Attraverso questi dipinti la mostra riassume per intero quell’immagine dell’Italia, accattivante e sorprendente, che i pittori riproducevano perché più a lungo potesse durare in effigie e non solo nel ricordo, almeno di quei forestieri che potevano permettersi di caricare sulle spese di viaggio, anche questo tipo di prezioso souvenir.
Ecco così le più apprezzate cartoline italiane: dal Panorama con l’Arco di Tito di Hendrik Frans van Lint alla veduta del Colosseo di Hubert Robert, dalla Veduta del Golfo di Baia di Carlo Bonavia alla Veduta di Roma e Castel Sant’Angelo di Ippolito Caffi, dalla Veduta del Canal Grande di Antonio de Pian alla Piazza del Duomo di Milano di Angelo Inganni.
Ma anche le curiosità delle tradizioni locali e dello strano stile di vita degli italiani: il Ciarlatano di Jan Miel, il caotico Mercato in Piazza di Iohannes Lingelbach; e poi le feste, da quella sfarzosa davanti al Palazzo del Quirinale di Antonio Cioci, al rumoroso carnevale veneziano, nel Concerto in Gondola di Friedrich Paul Nerly, alla festa privata a cui sembra disporsi La famiglia Tolstoj a Venezia, nel dipinto di Giulio Carlini.
Ma poi Roma rimaneva pur sempre la capitale della cristianità, ed ecco allora l’allusiva Predica di San Paolo, in mezzo alle rovine dell’antica Roma di Giovanni Paolo Panini, e poi la devozione popolare e visionaria, nella Preghiera alla vergine Maria di Joseph Severn o la devozione più raccolta e composta Nella chiesa S. Maria della pace di Anselmo Gianfanti.
Alle vedute classiche del Grand Tour, la mostra affianca una sezione sulla “scoperta” del paesaggio apuano, con opere dal Museo Civico di Reggio Emilia, dall’Archivio di Stato di Massa, dalla Provincia di Massa-Carrara e da collezioni private, inteso a rappresentare una dei tanti luoghi ameni, per cui l’Italia fu da sempre considerata il giardino d’Europa.
Un territorio la cui naturalezza ha suscitato forti impressioni già negli antichi viaggiatori, da Francesco Petrarca a Michel de Montaigne, si impone all’attenzione dei viaggiatori moderni, grazie al panorama delle sue montagne, che formano l’orizzonte, lontano o vicino, di un ampio territorio, da Firenze a Lucca a Pisa, oltre che per la costa ligure o alto tirrenica, da Lerici, con il suo Golfo dei Poeti, fino a Livorno. Insomma un panorama attrattivo non solo per i viaggiatori itineranti, ma anche per i gli abituali frequentatori delle vicine città d’arte o della prospiciente riviera.

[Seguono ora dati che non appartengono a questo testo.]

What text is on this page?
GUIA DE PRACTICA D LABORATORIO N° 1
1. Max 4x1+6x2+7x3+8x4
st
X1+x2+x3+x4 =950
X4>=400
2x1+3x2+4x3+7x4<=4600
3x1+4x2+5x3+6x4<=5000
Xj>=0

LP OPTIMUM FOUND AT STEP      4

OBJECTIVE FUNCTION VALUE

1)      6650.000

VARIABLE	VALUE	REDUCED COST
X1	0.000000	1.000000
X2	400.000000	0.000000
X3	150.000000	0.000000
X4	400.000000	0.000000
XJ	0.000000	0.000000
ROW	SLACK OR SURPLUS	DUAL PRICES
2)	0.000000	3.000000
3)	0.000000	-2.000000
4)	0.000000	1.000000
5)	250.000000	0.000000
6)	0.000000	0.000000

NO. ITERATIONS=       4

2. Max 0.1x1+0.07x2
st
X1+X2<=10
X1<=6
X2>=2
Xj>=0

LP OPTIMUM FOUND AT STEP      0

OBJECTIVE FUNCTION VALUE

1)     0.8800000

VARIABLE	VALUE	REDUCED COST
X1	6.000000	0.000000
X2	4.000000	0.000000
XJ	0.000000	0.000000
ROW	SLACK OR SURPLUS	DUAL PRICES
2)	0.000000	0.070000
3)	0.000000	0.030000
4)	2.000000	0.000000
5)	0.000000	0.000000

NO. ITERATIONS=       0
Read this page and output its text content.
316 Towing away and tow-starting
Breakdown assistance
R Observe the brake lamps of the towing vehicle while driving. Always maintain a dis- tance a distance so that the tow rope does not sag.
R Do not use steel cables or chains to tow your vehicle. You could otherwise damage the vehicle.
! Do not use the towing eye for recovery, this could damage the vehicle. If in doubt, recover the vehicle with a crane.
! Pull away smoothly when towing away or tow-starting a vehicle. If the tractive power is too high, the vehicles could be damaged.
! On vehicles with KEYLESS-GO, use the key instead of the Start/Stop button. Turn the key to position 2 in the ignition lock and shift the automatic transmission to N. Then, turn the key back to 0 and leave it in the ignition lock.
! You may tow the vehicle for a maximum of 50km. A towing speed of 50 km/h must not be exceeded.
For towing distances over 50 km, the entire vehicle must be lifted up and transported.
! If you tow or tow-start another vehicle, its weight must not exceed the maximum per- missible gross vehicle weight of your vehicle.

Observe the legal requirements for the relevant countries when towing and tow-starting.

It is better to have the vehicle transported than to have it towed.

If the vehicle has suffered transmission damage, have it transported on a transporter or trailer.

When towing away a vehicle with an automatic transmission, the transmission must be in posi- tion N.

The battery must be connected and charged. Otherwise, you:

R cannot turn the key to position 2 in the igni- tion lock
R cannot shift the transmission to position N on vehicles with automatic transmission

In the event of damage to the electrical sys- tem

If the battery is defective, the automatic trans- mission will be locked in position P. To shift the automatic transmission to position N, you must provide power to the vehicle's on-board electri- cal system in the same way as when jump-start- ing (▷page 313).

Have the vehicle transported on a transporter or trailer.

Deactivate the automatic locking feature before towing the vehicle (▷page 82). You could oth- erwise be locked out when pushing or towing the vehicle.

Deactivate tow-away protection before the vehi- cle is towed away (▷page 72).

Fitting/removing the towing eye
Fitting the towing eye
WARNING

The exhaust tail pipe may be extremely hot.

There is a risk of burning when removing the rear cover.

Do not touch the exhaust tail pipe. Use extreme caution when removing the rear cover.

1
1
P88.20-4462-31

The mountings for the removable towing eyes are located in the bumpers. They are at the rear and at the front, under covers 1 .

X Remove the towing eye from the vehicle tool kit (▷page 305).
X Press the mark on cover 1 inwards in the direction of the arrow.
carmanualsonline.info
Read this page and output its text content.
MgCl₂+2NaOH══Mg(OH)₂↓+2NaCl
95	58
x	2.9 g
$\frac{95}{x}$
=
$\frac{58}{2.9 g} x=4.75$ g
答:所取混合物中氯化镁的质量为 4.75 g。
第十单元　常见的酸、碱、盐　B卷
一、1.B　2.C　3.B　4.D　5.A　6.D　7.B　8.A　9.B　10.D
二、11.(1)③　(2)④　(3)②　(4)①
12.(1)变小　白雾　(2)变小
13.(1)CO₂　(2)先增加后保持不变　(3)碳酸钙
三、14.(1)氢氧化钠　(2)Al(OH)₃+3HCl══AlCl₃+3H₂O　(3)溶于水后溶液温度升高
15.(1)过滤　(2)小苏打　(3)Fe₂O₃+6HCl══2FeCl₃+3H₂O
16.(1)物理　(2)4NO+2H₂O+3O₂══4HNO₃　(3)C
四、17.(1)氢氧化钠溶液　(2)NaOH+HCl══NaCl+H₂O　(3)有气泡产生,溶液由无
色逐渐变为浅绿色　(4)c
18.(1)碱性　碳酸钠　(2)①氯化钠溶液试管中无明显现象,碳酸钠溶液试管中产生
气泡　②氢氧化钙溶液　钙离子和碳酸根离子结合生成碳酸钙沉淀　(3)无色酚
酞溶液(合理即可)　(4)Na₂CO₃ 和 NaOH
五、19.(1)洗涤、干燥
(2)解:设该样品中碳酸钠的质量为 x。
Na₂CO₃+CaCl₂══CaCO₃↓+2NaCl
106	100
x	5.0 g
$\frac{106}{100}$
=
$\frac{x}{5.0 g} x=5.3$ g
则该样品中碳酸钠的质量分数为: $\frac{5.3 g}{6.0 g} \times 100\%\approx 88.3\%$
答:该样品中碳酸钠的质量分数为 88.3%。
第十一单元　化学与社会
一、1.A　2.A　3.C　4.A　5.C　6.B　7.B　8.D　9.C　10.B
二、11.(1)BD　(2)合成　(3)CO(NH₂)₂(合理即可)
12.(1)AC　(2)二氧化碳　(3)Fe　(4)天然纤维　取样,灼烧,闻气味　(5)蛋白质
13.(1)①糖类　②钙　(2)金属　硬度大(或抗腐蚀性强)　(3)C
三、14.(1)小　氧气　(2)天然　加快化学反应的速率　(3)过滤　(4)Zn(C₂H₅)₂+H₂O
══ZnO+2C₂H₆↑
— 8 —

Le prime vedute del territorio apuano sono dovute così a viaggiatori stranieri alloggiati nei dintorni, come l’ammiraglio inglese William Paget, o la sua connazionale Elisabeth Fanshawe, o alla pittrice e scrittrice svizzera Julie Goldenberger, che finirà per stabilirsi da queste parti e che a Carrara trascorrerà gli ultimi anni della sua vita.
Ma sono dovute anche a pittori professionisti, come il massese Saverio Salvioni, che nei primi anni dell’Ottocento dipingerà a lungo gli ampi panorami delle cave carraresi, o come, a testimoniare il cambiamento di interesse per l’immagine del territorio, o l’emiliano Giovanni Fontanesi, che ai panorami liguri-apuani ha dedicato una buona parte della sua produzione. Il percorso espositivo si conclude con il dipinto di Antonio Puccinelli “Michelangelo alle cave”(1860-1865), perfetta sintesi dell’opera di un artista fedele al Purismo dei suoi maestri (Bezzuoli e Minardi) nel racconto della “pittura di storia”, ma che intorno alle Apuane aderisce a un modo nuovo di guardare alle suggestioni sentimentali del paesaggio.